Saturday, August 17, 2013

Aadhalal Kaadhal Seiveer (2013)

Aadhalal Kaadhal Seiveer is a superb cautionary tale of sorts with characters so real they could be your friends. It is a keenly observed work which truly captures what it means to fall in love at twenty and what could happen when one is not careful. The characters are extremely relatable and the situations they find themselves in.. scarily genuine. 

For the first time in forever, the romance doesn't feel larger than life. Karthik and Shwetha go to a college where almost everyone appears to be in some stage of a relationship. From one-side love to falling for a close friend to relationships breaking down in a matter of days.. these kids have seen it all. The fear of rejection which keeps them from expressing their deepest desires, the unforgettable sensation of getting tongue-tied around a crush, being disappointed with oneself for letting another day go by without making anything happen.. and the ultimate relief when it all miraculously works out.. Aadhalal gets it right on all counts. 

I swear I did not even know who the male lead was until a few minutes into the movie, when I had to figure it out myself. I look at Karthik and Shwetha and see reflection of people I know. Falling in love is the easy part; making a relationship work requires all the effort. Soon enough, the drug named love consumes her and she starts hiding the truth about her love life from her family.. something which she promises her Father should would never. Suseendran wisely manufactures most of the tension from this very palpable fear of getting caught. One thing leads to another and the lovers find themselves expecting a child.   

This is quite possibly the definitive story about the perils of young love in Indian middle-class context. There's this unshakable feeling that these are real people facing real problems.
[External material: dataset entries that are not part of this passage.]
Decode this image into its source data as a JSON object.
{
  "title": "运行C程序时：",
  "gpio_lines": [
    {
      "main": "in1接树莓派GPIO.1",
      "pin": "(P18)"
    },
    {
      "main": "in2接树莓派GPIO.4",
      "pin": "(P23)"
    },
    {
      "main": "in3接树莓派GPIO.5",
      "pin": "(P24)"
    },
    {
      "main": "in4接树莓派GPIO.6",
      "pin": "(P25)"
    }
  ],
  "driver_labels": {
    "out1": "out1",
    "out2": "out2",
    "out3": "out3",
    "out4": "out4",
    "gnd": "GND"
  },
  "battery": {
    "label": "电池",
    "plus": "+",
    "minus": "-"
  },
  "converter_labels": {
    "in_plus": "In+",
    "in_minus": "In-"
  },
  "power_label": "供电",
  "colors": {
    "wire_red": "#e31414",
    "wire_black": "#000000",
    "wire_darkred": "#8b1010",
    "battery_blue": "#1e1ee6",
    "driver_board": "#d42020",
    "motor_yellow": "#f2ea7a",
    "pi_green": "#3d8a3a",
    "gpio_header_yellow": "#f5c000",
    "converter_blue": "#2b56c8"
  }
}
Once the families gets involved, the film takes an altogether different turn. The disparity does not arise out of difference in monetary status. Both the families are squarely middle-class with a typical white collar breadwinner. They are all good people who think they have their child's best interest at heart. That might be true, for all we know, but as viewers, we cannot but root for the lovers to get together. The need to live up to society's unrealistic expectations from a perfect family, the oorla-thala-nimurnthu-nadaka-mudiyathu feeling and the fear of becoming outcast makes it harder for them to accept their children's choices. 

You can tell a lot about a person based on how they react to this film. Without going on yet another feminist rant, I will just say what I registered from the reaction of audience around me: the sexually active girl was shamed while the equally "guilty" boy was absolved.  Understanding this prevailing attitude, Suseendran tips the moral bias slightly in favor of the girl. Besides that, he lets these dynamics play out and leaves the rest upon us to draw our own judgments.  For most part of the runtime, the film walks a tightrope, carefully balancing out the blame between the lovers. It is in the final five minutes that it blindsides us with a totally unexpected emotional blow. The ripples of people's short-sighted actions continue to affect so many lives, even destroying some, and the film delivers a powerful statement on that. Although that might not have been the film's primary intention, it still becomes very thought provoking on secondary issues like 'abortion'. 

Besides being a very realistic take on young love with some really compelling drama, Suseendran's Aadhalal Kaadhal Seiveer is an important film. Sure, the final minutes could have used more subtlety and less sentimentality, but the impact is undeniable.